The expected value of a random vector X is given by a vector whose elemnts are given by the expectations of the elements of X:
$$\mathbb{E}[X]=(\mathbb{E}[X_1],\mathbb{E}[X_2],\dots,\mathbb{E}[X_n])$$
Covariance
The Covariance matrix of X is given by a similar equation as the variance for a univariate case:
$$\text{Var}[X]=\mathbb{E}[(X-\mathbb{E}[X])]\mathbb{E}[(X-\mathbb{E}[X])]^T$$
In applied fields, the estimation of the covariance matrix is a difficult and important thing.
Correlation Matrix
This can be interpreted in terms of correlations by normalizing the elements by dividing by \(\sigma_i\sigma_j\). The diagonals of the correlation matrix will be 1; the off-diagonal terms will be between -1 and 1 inclusive.
Cross-Covariance Matrix
The cross-covariance matrix is a generalization of the covariance matrix, where you can have two different vectors:
$$K_{XY}=\mathbb{E}[(X-\mathbb{E}[X])(Y-\mathbb{E}[Y])^T]$$
Multivariate Normal
A random vector \(X=(X_1,X_2,\dots,X_n)\) is said to follow a multivariate normal distribution with mean \(\mu\) and covariance matrix \(\Sigma\) if its joint probability density function is given by:
$$f(\vec{x})=\frac{1}{(2\pi)^{n/2}\sqrt{\text{det}(\Sigma)}}\exp\left(-\frac{1}{2}(x-\mu)^{T}\sigma^{-1}(x-\mu)\right)$$
where \(\vec{x}=(x_1,x_2,\dots,x_n)\), \(\mu\) is the mean vector, and \(\Sigma\) is the covariance matrix.

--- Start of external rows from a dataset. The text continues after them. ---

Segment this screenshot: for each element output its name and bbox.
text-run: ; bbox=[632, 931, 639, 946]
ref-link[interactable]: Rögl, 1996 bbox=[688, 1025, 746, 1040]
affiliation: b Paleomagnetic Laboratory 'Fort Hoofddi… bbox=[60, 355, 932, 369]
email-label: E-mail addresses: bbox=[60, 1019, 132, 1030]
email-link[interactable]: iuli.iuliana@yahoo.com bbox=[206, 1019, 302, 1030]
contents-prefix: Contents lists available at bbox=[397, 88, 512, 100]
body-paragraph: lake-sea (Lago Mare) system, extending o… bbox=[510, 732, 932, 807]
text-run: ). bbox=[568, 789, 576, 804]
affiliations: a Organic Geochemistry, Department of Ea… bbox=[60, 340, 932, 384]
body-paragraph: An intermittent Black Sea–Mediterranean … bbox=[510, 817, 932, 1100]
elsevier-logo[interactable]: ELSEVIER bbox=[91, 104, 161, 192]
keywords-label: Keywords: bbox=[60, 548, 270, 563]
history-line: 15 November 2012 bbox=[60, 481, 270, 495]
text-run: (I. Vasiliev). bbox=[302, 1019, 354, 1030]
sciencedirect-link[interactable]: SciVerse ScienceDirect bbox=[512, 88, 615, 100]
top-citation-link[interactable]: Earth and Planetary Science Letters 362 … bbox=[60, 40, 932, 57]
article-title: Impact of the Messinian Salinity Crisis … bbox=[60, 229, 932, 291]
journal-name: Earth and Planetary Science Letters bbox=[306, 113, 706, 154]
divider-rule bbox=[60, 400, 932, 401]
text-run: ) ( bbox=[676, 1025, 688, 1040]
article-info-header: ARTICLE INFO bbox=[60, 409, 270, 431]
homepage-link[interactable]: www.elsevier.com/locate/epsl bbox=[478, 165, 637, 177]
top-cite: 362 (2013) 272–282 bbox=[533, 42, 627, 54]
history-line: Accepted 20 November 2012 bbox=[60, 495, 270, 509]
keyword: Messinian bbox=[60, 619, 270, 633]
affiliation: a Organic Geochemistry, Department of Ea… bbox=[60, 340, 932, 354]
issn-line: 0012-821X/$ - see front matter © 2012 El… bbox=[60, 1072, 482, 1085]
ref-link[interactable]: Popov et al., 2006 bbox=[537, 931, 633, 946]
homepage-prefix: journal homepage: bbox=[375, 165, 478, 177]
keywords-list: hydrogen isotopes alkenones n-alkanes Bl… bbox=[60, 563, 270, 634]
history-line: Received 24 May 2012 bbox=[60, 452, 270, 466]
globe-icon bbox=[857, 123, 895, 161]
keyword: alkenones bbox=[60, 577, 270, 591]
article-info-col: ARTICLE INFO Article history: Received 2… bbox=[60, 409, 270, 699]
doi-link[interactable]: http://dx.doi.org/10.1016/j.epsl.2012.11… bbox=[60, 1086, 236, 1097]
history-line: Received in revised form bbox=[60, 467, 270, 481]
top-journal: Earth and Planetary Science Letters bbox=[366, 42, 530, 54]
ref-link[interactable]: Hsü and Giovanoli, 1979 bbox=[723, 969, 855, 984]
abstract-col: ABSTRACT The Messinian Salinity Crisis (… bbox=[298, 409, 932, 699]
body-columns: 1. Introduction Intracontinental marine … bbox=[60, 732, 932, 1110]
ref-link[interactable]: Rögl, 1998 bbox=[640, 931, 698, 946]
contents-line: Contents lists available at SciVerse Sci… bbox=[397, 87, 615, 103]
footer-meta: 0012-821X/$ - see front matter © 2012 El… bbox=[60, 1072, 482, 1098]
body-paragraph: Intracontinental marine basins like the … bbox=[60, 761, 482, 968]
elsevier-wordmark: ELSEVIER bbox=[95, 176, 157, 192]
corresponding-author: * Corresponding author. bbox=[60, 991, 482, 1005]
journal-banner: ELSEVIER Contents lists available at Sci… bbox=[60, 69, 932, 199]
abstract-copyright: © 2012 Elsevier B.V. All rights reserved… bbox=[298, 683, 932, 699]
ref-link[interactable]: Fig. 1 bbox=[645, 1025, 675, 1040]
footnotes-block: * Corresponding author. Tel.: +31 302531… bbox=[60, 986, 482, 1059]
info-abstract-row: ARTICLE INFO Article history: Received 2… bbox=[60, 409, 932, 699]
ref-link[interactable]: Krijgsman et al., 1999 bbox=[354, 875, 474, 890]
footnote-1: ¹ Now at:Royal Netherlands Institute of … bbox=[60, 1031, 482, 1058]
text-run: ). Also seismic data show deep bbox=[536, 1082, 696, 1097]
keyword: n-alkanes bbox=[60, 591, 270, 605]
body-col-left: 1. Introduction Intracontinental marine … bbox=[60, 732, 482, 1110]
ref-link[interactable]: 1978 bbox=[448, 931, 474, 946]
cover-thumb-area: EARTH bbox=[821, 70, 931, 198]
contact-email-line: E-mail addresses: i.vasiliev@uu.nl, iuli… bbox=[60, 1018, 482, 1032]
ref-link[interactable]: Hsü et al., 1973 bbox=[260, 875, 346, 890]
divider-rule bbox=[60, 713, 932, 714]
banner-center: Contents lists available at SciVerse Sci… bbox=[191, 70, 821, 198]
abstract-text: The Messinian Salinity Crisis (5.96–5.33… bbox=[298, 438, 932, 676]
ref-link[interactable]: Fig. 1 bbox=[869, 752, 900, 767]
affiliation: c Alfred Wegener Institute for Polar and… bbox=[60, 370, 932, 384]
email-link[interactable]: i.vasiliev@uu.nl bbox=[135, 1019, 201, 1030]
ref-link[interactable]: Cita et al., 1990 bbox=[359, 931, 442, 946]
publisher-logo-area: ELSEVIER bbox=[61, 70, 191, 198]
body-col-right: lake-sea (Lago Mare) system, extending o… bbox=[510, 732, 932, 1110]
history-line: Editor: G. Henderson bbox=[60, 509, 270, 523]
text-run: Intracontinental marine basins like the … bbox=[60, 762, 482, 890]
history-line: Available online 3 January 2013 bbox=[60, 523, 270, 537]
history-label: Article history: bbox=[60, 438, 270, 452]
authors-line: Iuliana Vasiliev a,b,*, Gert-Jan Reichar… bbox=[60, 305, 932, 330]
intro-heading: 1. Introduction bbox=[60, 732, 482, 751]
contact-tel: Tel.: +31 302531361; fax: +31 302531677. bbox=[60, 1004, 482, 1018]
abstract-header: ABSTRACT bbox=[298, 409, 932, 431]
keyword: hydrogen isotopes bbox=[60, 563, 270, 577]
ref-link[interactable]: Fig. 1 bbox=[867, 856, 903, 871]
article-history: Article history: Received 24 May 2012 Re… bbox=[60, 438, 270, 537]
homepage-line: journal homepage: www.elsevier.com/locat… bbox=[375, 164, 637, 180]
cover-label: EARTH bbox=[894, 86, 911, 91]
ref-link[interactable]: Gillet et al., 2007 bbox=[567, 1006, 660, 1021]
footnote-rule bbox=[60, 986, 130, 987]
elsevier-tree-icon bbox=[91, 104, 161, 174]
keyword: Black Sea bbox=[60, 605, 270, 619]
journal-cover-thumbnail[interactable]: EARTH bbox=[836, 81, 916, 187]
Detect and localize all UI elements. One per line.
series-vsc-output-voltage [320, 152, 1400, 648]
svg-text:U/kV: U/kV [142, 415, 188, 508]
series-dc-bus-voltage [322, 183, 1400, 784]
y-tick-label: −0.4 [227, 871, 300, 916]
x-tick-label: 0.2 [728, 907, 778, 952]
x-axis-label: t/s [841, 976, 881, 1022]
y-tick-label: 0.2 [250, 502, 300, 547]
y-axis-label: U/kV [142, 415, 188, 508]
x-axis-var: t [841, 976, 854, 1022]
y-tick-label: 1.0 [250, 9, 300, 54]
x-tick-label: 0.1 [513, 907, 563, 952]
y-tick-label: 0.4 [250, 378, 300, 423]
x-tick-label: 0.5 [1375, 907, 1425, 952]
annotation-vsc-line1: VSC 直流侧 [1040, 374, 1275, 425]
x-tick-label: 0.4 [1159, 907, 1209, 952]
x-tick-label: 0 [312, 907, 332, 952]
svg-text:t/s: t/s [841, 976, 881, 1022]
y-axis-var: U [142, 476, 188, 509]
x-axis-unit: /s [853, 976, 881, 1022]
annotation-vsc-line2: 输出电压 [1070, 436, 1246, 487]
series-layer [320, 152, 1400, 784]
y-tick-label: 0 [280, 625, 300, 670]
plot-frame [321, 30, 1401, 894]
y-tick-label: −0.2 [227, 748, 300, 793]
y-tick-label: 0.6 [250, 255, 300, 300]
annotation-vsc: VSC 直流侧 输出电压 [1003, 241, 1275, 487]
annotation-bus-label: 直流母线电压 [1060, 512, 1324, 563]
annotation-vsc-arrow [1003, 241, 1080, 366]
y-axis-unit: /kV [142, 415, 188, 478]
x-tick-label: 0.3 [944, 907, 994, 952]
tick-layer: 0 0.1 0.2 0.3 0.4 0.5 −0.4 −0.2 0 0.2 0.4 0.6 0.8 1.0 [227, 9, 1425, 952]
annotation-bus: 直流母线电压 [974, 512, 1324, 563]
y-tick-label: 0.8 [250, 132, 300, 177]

Covariance Matrix Requirements
For the univariate case, the variance had to be positive. For the multivariate case, \(\Sigma\) must be positive semi-definite.
Positive Semi-Definite
An \(n \times n\) symmetric real matrix M is positive semi-definite if for for all \(\vec{x}\in\mathbb{R}^n\), \(\vec{x}^TM\vec{x}\geq 0\).
Below are some characteristics of positive semi-definite matrices:
All its eigenvalues are non-negative
Example
The joint PDF for a bivariate normal distribution of \(X_1, X_2\) is:
$$f(x_1,x_2)=\frac{1}{2\pi\sigma_1\sigma_2\sqrt{1-\rho^2}}\exp\left(\frac{1}{2(1-\rho^2)}\left[\frac{(x_1-\mu_1)^2}{\sigma_1^2}+\frac{(x_2-\mu_2)^2}{\sigma_2^2}-2\rho\frac{(x_1-\mu_1)(x_2-\mu_2)}{\sigma_1\sigma_2}\right]\right)$$
Multivariate T-Distribution
A random vector \(X=(X_1,X_2,\dots,X_n)\) is said to follow a multivariate T distribution with degrees of freedom \(\nu\), mean \(\mu\) and scale matrix \(\Sigma\) if its joint probability density function is given by:
$$f(\vec{x})=\frac{\Gamma(\frac{\nu+n}{2})}{\Gamma(\frac{\nu}{2})(\nu\pi)^{n/2}\sqrt{\text{det}(\Sigma)}}\exp\left(1+\frac{1}{\nu}(x-\mu)^T\Sigma^{-1}(x-\mu)\right)^{-(\nu+n)/2}$$
where \(\vec{x}=(x_1,x_2,\dots,x_n)\), \(\nu\) is the degrees of freedom, \(\mu\) is the mean vector, and \(\Sigma\) is the scale matrix.
Elliptical Distribution
The multvariate normal and t distributions are part of a family called Elliptical Distributions. If one were to draw contour plots for density, they would see elipsoid lines.
Other members of the family include Laplace and logistic distributions.